Murray D J, Forbes R B, Titone M B, Weinstein S L
Department of Anesthesia, Washington University School of Medicine at St. Louis Children's Hospital, USA.
Spine (Phila Pa 1976). 1997 Dec 1;22(23):2735-40. doi: 10.1097/00007632-199712010-00007.
A retrospective review of consecutive pediatric and adolescent patients who required posterior spinal fusion to correct scoliosis.
To 1) measure the participation of pediatric patients in predeposit programs for autologous and directed blood donation 2) to assess the success of autologous predonation in preventing allogeneic blood use, 3) to determine whether transfusion indications differed between patients who received allogeneic blood and those who received autologous blood, and 4) to assess factors that predict transfusion requirements during scoliosis surgery.
Authors of recent studies in adults have questioned whether transfusion of autologous blood is a cost-effective therapy when compared with the less-expensive alternative--transfusion of allogeneic blood. In children, the efficacy of autologous blood has not been assessed in a large population of surgical patients. In adults, the frequency of patient participation, the success of autologous donors in avoiding allogeneic transfusion, and the proportion of collected autologous units used during the perioperative period are measures used to establish the efficacy of autologous predonation programs.

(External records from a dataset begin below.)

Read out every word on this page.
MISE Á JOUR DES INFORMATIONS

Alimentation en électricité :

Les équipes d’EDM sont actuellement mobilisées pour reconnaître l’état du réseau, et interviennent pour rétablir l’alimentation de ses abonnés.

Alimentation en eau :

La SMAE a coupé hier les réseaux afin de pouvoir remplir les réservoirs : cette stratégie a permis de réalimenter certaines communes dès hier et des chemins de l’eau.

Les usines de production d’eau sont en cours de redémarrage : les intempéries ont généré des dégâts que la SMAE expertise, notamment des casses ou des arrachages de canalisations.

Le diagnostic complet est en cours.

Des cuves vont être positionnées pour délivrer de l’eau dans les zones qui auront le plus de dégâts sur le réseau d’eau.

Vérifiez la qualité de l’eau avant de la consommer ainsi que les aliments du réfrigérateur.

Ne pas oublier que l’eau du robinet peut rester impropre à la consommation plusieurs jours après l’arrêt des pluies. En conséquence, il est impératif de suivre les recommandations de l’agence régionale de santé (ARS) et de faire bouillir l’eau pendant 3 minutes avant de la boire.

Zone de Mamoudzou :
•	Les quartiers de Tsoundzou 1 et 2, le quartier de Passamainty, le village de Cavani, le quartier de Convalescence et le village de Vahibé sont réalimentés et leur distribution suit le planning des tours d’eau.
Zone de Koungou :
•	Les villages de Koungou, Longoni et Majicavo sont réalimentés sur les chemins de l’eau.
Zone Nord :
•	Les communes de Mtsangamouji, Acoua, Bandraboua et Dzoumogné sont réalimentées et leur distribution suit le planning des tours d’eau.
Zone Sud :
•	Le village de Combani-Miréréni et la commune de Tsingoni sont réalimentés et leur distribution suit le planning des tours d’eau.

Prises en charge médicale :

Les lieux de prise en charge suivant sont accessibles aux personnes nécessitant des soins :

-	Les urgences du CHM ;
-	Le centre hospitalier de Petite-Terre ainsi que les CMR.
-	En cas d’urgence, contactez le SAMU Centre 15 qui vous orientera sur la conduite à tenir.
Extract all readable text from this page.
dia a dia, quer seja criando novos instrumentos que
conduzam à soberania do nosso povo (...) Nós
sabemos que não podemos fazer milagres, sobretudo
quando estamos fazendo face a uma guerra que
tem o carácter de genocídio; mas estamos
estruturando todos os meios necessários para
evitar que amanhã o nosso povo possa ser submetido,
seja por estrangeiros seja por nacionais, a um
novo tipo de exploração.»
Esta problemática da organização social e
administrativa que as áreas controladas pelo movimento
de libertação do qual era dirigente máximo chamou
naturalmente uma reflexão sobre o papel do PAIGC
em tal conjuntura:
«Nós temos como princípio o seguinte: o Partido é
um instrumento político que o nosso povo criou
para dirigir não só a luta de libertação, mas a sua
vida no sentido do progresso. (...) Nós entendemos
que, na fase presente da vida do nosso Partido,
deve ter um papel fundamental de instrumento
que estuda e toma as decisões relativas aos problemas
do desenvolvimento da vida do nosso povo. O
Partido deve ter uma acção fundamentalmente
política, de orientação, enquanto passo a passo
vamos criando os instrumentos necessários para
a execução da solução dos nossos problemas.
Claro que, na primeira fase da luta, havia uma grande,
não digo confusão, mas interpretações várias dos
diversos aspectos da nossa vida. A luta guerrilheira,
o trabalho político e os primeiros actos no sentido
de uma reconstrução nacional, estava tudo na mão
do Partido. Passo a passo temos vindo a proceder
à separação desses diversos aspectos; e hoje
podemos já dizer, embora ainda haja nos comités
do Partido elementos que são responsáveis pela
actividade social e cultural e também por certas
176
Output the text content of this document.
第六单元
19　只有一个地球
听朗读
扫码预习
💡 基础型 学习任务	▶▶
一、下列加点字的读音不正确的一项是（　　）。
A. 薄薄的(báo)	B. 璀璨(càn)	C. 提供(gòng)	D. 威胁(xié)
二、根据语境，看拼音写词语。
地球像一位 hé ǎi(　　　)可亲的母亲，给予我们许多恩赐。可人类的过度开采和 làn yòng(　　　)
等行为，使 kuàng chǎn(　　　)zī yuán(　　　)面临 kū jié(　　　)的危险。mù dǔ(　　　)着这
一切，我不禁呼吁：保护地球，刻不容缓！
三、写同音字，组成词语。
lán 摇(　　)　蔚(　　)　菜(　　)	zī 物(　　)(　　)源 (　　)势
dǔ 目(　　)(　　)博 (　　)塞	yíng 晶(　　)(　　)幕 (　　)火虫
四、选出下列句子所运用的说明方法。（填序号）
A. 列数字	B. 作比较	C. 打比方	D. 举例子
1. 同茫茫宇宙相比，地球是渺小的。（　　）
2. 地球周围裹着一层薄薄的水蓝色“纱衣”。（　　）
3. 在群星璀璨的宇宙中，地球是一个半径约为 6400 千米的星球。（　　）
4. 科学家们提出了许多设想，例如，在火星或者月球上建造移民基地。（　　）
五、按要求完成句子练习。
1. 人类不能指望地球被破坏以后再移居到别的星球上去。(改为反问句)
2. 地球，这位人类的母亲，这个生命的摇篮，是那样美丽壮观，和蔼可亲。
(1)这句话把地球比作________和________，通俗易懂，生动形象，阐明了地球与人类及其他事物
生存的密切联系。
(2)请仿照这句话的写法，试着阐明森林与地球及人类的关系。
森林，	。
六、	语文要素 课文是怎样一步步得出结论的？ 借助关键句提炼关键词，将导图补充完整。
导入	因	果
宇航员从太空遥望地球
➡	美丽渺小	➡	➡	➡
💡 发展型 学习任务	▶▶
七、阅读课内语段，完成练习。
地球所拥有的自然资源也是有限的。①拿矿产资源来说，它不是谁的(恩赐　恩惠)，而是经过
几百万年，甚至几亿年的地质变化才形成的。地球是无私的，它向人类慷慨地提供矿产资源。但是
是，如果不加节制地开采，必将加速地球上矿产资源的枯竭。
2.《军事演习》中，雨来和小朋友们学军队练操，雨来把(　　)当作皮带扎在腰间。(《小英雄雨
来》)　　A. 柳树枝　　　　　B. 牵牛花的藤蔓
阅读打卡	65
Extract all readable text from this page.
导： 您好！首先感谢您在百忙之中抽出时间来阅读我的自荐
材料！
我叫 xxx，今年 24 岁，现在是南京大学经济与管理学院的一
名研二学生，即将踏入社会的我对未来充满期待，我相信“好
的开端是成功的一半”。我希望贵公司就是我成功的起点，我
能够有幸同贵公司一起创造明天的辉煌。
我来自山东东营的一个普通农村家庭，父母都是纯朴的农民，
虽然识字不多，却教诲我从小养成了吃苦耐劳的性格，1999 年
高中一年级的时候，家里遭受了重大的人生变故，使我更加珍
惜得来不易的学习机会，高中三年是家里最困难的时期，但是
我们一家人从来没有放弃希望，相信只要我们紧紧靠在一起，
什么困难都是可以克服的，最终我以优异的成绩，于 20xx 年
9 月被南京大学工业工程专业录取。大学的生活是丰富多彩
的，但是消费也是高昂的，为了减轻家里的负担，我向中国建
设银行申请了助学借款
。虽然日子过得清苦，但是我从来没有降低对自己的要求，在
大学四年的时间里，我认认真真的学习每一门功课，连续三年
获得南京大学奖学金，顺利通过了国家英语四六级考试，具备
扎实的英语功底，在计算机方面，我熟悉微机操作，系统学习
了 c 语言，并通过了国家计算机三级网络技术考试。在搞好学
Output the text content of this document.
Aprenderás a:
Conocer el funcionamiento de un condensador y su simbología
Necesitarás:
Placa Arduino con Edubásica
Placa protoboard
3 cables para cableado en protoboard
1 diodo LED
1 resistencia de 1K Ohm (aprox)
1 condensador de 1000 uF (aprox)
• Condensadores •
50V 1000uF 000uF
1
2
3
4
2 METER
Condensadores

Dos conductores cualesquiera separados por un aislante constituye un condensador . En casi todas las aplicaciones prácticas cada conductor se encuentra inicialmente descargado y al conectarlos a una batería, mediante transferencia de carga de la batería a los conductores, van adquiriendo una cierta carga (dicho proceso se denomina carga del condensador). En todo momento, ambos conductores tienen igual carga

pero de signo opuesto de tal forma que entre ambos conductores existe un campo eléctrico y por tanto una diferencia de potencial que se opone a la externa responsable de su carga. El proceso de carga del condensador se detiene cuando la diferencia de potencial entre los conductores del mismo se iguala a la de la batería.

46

Hospital and clinic records for each patient who underwent posterior spinal fusion from September 1, 1989 through September 1, 1994 were reviewed. Blood bank consultation, autologous donation records, anesthesia records, surgical reports, and hospital records were reviewed. Seventy percent of patients (164 of 243) participated in autologous donation.
More than 90% of autologous donors successfully avoided receiving allogeneic blood. Patients with idiopathic scoliosis (n = 168) were more likely to participate in autologous donation (n = 144) and to avoid allogeneic blood (n = 135). Patients with neurologic causes of scoliosis more commonly used allogeneic or directed donation (56 of 75 patients). Nineteen patients with neuromuscular causes of scoliosis participated in autologous donation, but more than one half of this group (10 of 19 patients) required allogeneic blood in addition to autologous units.
Using measures of efficacy similar to those reported in studies of adults, autologous blood was found to be more effective in meeting the transfusion needs of pediatric patients who required posterior spinal fusion than in meeting those needs in adult surgical patients in previous studies.
对连续接受后路脊柱融合术矫正脊柱侧弯的儿童和青少年患者进行回顾性研究。
1)衡量儿科患者参与自体和定向献血预存项目的情况;2)评估自体预存献血在避免异体输血方面的成效;3)确定接受异体血和接受自体血的患者之间输血指征是否存在差异;4)评估预测脊柱侧弯手术期间输血需求的因素。
近期针对成人的研究作者质疑,与成本较低的异体输血相比,自体输血是否具有成本效益。在儿童群体中,尚未在大量外科手术患者中评估自体血的疗效。在成人中,患者参与度、自体献血者避免异体输血的成功率以及围手术期所采集的自体血单位的使用比例是用于确定自体预存献血项目疗效的指标。
回顾了1989年9月1日至1994年9月1日期间接受后路脊柱融合术的每位患者的医院和诊所记录。查阅了血库咨询记录、自体献血记录、麻醉记录、手术报告和医院记录。70%的患者(243例中的164例)参与了自体献血。
超过90%的自体献血者成功避免接受异体血。特发性脊柱侧弯患者(n = 168)更有可能参与自体献血(n = 144)并避免接受异体血(n = 135)。因神经原因导致脊柱侧弯的患者更常使用异体血或定向献血(75例患者中的56例)。19例因神经肌肉原因导致脊柱侧弯的患者参与了自体献血,但该组中超过一半(19例患者中的10例)除自体血单位外还需要异体血。
采用与成人研究中报告的类似疗效指标,发现自体血在满足接受后路脊柱融合术的儿科患者的输血需求方面比在以往研究中满足成人外科手术患者的需求更有效。